Please contact your state agriculture or forestry agency to learn the latest threats to the forests and woodlands in your region. More important, find out if there are any quarantines restricting the movement of firewood in your area. The best advice is to buy or cut your wood locally, and burn it locally.

Poisonous wood?

Small pieces of wood, or kindling, in combination with paper are frequently used to get a wood fire started. Leftover scraps of lumber from building and construction sites are a convenient source of kindling materials.
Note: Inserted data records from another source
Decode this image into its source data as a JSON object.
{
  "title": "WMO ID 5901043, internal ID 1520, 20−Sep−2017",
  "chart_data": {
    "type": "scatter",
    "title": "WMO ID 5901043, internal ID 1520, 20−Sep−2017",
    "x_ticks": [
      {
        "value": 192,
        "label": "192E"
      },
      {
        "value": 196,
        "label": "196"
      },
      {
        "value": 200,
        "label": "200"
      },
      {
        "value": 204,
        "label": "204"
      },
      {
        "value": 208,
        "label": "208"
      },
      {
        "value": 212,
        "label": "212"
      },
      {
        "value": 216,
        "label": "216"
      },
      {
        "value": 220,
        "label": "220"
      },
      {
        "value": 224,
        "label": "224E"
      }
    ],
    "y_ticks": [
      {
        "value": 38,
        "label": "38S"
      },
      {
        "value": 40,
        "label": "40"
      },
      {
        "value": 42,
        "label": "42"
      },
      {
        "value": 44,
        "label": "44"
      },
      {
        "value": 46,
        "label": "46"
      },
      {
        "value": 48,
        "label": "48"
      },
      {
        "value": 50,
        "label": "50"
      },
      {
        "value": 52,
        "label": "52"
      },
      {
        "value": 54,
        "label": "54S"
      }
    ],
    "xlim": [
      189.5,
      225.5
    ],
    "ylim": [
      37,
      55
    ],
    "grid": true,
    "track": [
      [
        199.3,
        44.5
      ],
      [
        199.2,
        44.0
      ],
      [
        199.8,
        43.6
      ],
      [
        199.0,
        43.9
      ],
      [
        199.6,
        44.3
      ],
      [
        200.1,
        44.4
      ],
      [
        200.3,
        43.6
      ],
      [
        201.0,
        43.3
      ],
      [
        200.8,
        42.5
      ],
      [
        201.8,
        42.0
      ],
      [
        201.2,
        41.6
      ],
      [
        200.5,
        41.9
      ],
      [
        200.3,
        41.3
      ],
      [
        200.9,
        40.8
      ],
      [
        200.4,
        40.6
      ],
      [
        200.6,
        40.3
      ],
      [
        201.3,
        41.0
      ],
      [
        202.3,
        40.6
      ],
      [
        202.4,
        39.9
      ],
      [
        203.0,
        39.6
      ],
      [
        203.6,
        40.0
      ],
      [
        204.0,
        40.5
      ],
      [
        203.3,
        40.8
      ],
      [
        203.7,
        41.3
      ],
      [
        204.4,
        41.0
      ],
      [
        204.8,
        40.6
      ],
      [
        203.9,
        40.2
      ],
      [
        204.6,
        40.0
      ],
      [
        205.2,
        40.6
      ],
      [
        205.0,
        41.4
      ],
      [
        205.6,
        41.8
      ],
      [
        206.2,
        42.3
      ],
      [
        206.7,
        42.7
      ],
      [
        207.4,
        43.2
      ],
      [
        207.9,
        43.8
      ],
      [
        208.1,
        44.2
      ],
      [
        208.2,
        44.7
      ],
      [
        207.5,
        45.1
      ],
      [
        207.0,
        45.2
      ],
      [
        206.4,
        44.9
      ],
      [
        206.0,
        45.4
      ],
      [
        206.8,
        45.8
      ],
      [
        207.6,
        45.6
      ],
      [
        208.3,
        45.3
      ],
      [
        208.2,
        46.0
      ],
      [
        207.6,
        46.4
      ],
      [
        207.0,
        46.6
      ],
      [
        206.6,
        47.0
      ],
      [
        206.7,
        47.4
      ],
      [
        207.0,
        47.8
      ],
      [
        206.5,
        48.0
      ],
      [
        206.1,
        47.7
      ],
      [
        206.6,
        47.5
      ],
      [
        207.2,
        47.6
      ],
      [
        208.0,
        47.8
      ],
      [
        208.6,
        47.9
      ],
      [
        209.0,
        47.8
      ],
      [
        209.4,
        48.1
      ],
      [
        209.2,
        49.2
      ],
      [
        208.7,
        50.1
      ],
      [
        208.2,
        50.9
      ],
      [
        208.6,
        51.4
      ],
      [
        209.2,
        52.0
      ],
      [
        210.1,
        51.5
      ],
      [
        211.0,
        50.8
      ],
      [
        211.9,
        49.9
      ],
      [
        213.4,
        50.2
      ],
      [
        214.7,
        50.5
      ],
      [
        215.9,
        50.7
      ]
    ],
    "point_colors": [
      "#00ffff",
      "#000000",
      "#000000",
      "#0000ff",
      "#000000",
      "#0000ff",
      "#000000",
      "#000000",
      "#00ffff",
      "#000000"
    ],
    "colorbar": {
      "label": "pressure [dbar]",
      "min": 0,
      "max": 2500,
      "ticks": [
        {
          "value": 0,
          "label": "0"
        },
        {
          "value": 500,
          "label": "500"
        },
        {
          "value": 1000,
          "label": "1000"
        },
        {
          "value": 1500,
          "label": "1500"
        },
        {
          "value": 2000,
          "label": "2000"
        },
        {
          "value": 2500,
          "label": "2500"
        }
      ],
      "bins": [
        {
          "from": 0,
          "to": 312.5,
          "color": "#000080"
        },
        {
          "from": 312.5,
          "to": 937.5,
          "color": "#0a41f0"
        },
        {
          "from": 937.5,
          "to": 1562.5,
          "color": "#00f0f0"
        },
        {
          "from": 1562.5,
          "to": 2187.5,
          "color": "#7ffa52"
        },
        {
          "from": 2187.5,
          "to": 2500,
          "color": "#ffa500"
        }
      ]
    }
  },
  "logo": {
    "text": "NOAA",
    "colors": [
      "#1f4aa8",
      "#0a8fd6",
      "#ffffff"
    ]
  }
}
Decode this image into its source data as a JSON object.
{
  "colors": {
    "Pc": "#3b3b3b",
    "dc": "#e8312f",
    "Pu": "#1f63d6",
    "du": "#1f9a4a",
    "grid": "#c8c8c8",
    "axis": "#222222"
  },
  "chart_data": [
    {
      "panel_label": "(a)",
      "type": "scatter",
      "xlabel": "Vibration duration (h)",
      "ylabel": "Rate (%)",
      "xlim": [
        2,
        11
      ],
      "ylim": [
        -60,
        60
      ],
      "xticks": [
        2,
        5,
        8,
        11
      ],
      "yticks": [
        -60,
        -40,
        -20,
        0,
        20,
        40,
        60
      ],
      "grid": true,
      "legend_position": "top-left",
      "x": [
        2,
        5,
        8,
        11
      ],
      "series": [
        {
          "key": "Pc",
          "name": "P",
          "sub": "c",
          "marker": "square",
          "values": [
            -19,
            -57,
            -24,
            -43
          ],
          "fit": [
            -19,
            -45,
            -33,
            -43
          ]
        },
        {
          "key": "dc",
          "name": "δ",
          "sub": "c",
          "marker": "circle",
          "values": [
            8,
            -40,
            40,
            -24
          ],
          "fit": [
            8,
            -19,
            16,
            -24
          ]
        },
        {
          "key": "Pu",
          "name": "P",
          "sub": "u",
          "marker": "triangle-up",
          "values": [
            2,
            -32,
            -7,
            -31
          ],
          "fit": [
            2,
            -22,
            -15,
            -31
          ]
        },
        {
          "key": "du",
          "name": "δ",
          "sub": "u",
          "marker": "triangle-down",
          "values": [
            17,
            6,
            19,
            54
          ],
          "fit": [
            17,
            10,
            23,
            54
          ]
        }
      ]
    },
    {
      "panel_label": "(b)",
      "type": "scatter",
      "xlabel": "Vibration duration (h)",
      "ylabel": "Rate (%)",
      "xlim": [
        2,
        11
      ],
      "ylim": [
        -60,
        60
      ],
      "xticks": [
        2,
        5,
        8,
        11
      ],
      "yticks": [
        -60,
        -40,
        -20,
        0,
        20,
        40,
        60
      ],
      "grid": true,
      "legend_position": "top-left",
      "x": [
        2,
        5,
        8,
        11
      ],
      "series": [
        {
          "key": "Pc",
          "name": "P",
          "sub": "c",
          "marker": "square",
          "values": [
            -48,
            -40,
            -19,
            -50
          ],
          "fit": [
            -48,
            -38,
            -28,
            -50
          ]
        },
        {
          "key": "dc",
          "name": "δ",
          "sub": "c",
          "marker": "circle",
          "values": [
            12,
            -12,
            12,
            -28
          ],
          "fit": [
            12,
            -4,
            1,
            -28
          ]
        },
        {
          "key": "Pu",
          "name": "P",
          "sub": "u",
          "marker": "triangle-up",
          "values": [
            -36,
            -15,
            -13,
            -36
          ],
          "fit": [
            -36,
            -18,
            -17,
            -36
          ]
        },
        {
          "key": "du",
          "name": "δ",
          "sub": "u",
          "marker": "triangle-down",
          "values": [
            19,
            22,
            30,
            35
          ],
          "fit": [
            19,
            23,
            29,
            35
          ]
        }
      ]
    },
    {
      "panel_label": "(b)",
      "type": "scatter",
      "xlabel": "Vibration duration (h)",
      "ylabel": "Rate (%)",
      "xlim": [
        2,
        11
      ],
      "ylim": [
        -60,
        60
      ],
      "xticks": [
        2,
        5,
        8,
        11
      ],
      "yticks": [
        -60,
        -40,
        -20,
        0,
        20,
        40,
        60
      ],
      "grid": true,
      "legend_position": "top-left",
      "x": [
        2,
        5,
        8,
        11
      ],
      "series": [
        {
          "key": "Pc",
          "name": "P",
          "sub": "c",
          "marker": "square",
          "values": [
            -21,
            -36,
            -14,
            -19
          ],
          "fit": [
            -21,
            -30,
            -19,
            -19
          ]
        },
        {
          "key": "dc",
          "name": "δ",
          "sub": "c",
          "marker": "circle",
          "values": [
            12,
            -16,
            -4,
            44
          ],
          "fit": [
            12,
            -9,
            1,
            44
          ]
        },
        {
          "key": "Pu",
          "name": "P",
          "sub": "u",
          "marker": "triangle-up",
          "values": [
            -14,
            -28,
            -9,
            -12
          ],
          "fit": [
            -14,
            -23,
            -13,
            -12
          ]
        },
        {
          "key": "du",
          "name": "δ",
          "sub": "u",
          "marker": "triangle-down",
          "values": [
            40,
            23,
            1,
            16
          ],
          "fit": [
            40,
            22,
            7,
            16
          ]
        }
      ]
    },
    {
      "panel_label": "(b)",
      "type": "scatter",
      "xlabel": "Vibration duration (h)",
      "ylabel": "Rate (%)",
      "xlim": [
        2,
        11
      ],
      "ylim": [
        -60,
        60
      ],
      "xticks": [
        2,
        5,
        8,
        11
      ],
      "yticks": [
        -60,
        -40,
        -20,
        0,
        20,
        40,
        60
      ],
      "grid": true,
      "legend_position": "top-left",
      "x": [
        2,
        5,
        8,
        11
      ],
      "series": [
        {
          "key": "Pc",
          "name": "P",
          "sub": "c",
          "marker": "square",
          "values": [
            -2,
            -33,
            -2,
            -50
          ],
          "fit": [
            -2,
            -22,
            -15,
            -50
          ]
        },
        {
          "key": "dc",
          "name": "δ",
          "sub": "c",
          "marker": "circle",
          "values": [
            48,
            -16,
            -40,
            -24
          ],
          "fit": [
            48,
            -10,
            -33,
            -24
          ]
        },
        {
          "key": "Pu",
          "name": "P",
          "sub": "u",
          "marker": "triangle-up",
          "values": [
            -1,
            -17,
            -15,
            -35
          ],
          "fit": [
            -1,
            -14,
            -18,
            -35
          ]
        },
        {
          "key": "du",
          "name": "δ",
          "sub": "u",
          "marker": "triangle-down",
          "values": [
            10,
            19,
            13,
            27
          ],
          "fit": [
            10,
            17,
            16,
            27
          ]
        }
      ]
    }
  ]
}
However, some of the wood frequently used in building is treated with chemicals to prevent decay and insect attack and should not be used for home fuel because of the poisonous nature of the preservatives. Wood treated with the common salt type preservatives is usually light to bright green or light brown in color. Other preservatives leave the wood oily. Creosote leaves wood dark brown to black.

Wood ashes

Wood ashes have some value as a lawn and garden fertilizer. Native Midwest woods seldom contain over 1 percent ash on an oven-dry basis, or about 36 pounds per cord of dense, air-dried wood. This ash consists of 50 to 70 percent calcium or lime, 6 to 8 percent potassium, insignificant amounts of phosphorous, and no nitrogen. The use of 25 pounds of wood ash per 1,000 square feet on home gardens will meet potassium requirements and help maintain a soil pH of 6 to 7 when there is a trend toward acidic conditions.

In summary

Wood can provide a source of home heat at considerable savings compared with fossil fuels and electricity if a source is readily available for little or no cost and if the individual has the equipment and physical energy to cut and transport it. If cut and delivered wood has to be purchased, considerably less savings are evident. Wood varies tremendously in its heating ability; the higher density hardwoods are the best to burn. Burning wood for home heat, unlike fossil fuels and electricity, involves a lot of work. But wood fuel from properly managed woodlots represents a renewable energy resource that can benefit both the homeowner and the forest.